SPCA warnings over livestock sales
SPCA inspections of Canterbury livestock saleyards have resulted in two written warnings for cattle arriving in poor condition.
Inspectors found a calf with a broken leg and another lame animal and issued warnings to farm managers, stock agents and truck drivers.
In both cases the level of offending was serious enough to result in charges being laid, but for now the SPCA is giving the sector a short period of leniency during an awareness programme to ensure minimum standards are set.
Inspectors visited saleyards at Canterbury Agricultural Park and at Coalgate, and plan to carry out more inspections.
SPCA Canterbury manager Barry Helem said the society had begun the saleyards programme to be more proactive in educating farmers, stock agents and truck drivers about animal welfare.
He said the visits had been well-received by farmers and livestock were found to be in good condition with the exception of the two injured animals.
SPCA was particularly looking at the transport of animals to ensure there were no breaches of the Animal Welfare Act, he said.
"They were clear breaches but, given its early days in the programme, we want to give farmers and agents time to put systems in place.
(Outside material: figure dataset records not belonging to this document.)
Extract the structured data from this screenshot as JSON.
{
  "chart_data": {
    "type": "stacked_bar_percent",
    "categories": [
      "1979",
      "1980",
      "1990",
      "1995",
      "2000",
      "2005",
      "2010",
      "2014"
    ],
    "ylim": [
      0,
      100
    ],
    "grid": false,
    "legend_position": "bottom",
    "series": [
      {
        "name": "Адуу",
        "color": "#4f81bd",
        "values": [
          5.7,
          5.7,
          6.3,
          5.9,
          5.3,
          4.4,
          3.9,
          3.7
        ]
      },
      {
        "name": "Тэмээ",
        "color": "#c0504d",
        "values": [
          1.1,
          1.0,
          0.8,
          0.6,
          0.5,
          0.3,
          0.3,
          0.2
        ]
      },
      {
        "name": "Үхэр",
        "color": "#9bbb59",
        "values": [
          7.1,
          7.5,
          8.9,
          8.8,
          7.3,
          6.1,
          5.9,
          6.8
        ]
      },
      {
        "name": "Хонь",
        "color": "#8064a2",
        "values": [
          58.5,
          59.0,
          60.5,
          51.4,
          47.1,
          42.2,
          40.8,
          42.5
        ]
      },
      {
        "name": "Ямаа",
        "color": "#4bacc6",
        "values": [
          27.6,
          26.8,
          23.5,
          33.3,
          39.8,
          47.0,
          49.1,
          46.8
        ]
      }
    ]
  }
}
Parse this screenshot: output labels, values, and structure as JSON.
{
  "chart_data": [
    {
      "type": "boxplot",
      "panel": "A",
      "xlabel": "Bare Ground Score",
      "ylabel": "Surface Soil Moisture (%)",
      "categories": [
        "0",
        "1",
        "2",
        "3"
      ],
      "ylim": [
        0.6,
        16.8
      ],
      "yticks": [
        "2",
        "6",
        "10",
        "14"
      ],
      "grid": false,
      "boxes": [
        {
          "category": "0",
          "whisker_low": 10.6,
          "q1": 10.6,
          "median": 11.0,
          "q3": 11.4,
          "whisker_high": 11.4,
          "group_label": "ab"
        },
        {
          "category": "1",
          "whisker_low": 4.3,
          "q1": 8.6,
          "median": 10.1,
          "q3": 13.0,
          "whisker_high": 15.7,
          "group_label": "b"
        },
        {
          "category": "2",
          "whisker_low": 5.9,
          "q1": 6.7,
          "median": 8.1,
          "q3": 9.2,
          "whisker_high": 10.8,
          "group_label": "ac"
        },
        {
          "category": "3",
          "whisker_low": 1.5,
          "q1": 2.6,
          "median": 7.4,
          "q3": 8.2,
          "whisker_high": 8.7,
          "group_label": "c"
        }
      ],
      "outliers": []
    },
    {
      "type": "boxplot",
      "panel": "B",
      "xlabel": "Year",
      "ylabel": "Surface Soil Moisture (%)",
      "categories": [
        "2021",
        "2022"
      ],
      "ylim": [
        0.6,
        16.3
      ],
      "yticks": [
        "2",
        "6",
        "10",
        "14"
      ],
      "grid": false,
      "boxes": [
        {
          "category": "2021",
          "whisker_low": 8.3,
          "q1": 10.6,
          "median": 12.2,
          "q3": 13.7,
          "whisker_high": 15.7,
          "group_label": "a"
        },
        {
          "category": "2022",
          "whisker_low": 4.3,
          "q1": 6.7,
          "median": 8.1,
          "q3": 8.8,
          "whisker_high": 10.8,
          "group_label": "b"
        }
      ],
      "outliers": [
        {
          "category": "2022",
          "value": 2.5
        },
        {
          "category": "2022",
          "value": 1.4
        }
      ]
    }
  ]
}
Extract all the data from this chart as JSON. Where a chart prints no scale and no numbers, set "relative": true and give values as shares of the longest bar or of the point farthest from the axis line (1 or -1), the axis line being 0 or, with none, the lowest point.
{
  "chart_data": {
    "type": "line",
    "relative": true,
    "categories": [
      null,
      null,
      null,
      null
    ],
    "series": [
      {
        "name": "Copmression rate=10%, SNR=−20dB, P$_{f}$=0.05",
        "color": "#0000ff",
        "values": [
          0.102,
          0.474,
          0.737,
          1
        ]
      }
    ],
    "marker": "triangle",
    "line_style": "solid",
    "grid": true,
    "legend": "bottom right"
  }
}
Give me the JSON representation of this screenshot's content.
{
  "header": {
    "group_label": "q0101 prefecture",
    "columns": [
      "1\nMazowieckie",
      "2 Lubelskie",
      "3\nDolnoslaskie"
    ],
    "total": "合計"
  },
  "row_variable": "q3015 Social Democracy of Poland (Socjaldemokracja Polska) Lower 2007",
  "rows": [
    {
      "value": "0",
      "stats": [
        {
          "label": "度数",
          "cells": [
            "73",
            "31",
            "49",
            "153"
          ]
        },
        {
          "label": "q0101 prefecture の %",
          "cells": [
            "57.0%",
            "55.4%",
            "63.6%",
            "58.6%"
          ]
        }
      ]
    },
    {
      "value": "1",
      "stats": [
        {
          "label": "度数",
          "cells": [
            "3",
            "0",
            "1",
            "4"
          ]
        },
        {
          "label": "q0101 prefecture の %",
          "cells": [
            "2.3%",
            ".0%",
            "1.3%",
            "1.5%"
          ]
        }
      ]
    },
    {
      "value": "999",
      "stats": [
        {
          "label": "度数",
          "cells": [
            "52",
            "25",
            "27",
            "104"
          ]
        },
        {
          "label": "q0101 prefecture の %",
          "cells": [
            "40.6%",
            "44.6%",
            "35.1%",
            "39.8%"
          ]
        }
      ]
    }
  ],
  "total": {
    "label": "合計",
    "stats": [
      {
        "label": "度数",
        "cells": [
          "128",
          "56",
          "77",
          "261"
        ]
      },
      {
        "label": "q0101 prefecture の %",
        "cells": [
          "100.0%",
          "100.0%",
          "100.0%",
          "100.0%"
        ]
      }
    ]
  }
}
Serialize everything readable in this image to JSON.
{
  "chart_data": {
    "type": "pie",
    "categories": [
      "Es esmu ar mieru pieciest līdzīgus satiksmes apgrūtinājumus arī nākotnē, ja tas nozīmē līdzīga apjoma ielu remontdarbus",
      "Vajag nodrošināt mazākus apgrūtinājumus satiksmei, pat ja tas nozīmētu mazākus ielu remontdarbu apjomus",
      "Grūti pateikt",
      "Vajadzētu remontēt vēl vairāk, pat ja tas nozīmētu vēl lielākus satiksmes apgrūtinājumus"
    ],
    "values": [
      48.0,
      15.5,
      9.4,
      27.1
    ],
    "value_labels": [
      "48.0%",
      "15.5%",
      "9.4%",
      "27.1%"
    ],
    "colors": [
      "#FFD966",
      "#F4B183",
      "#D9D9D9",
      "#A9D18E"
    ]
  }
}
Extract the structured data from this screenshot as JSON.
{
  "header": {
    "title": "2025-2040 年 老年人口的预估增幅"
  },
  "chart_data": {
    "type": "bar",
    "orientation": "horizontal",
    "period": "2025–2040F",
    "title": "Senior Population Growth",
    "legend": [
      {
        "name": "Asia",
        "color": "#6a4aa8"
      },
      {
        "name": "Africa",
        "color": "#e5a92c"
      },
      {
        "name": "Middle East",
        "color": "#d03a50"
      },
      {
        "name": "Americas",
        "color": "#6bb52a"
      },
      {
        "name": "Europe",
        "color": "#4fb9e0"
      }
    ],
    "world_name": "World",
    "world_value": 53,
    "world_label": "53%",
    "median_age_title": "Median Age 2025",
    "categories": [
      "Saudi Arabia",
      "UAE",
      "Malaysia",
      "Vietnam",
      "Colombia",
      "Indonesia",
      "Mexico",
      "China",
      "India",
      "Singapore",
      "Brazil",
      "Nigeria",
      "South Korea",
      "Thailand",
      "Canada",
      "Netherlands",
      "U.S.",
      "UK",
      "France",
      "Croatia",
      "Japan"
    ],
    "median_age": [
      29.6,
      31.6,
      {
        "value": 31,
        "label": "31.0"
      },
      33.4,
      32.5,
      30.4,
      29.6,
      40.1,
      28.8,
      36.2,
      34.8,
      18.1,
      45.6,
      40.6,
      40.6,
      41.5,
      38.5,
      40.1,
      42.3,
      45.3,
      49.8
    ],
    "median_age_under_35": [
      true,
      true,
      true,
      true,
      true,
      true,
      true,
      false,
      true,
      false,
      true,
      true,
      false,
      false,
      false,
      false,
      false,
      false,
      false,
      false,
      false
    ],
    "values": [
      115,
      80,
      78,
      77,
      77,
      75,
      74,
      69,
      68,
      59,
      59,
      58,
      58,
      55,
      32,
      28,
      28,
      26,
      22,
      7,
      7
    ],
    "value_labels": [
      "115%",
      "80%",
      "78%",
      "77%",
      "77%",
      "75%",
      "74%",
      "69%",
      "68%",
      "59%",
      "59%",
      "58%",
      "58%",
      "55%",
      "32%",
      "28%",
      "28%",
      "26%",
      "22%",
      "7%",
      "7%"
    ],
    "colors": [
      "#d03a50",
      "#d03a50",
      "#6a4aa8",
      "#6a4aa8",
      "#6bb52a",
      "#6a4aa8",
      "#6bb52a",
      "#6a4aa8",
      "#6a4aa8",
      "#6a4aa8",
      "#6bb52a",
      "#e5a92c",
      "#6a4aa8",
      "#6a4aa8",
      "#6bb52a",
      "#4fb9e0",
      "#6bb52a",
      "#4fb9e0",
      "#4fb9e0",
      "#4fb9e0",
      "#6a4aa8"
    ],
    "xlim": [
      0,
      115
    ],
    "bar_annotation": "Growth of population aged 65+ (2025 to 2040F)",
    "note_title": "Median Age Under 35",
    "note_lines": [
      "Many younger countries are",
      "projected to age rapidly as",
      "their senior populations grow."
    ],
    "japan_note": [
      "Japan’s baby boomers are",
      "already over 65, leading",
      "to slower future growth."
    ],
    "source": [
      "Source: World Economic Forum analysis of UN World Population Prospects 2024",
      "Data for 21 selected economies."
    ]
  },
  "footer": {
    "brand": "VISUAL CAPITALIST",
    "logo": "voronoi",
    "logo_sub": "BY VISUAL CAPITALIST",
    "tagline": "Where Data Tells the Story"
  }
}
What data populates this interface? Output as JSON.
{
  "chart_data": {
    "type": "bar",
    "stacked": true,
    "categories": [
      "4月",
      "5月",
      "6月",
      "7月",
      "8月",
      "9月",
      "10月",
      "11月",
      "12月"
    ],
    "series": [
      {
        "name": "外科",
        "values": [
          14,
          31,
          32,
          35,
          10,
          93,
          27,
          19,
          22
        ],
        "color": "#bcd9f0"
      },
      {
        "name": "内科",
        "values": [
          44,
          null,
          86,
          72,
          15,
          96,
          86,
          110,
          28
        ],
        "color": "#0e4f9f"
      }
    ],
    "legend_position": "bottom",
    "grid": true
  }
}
That leniency won't last forever and at some time we will have to enforce the act if there are further breaches."
Animal welfare manager Geoff Sutton, said animals arriving unfit at saleyards could not be sold or transported away and this would result in a bigger problem and additional pain and distress for the animal.
The society deals with about 50 animal welfare complaints a month.
In the past most of them have been centred on urban companion animals, chiefly dogs and cats, but lately there has been an increasing trend of more investigations in the rural sector.
Helem said this change could be a result of more people reporting animals in distress as they drove past farm gates and the society was there to protect all animals, not just dogs and cats.
He said most farmers looked after their animals because they enjoyed working with them and it was commercially advantageous for them to be in good condition.
The SPCA found breaches were often more common in livestock blocks and properties occupied during weekends than commercial farms.
Helem said SPCA would be visiting more livestock sales.
"When we know there are sales happening we will endeavour to get there . . . We are there for the animals and the more we can do to alleviate any suffering is good for them."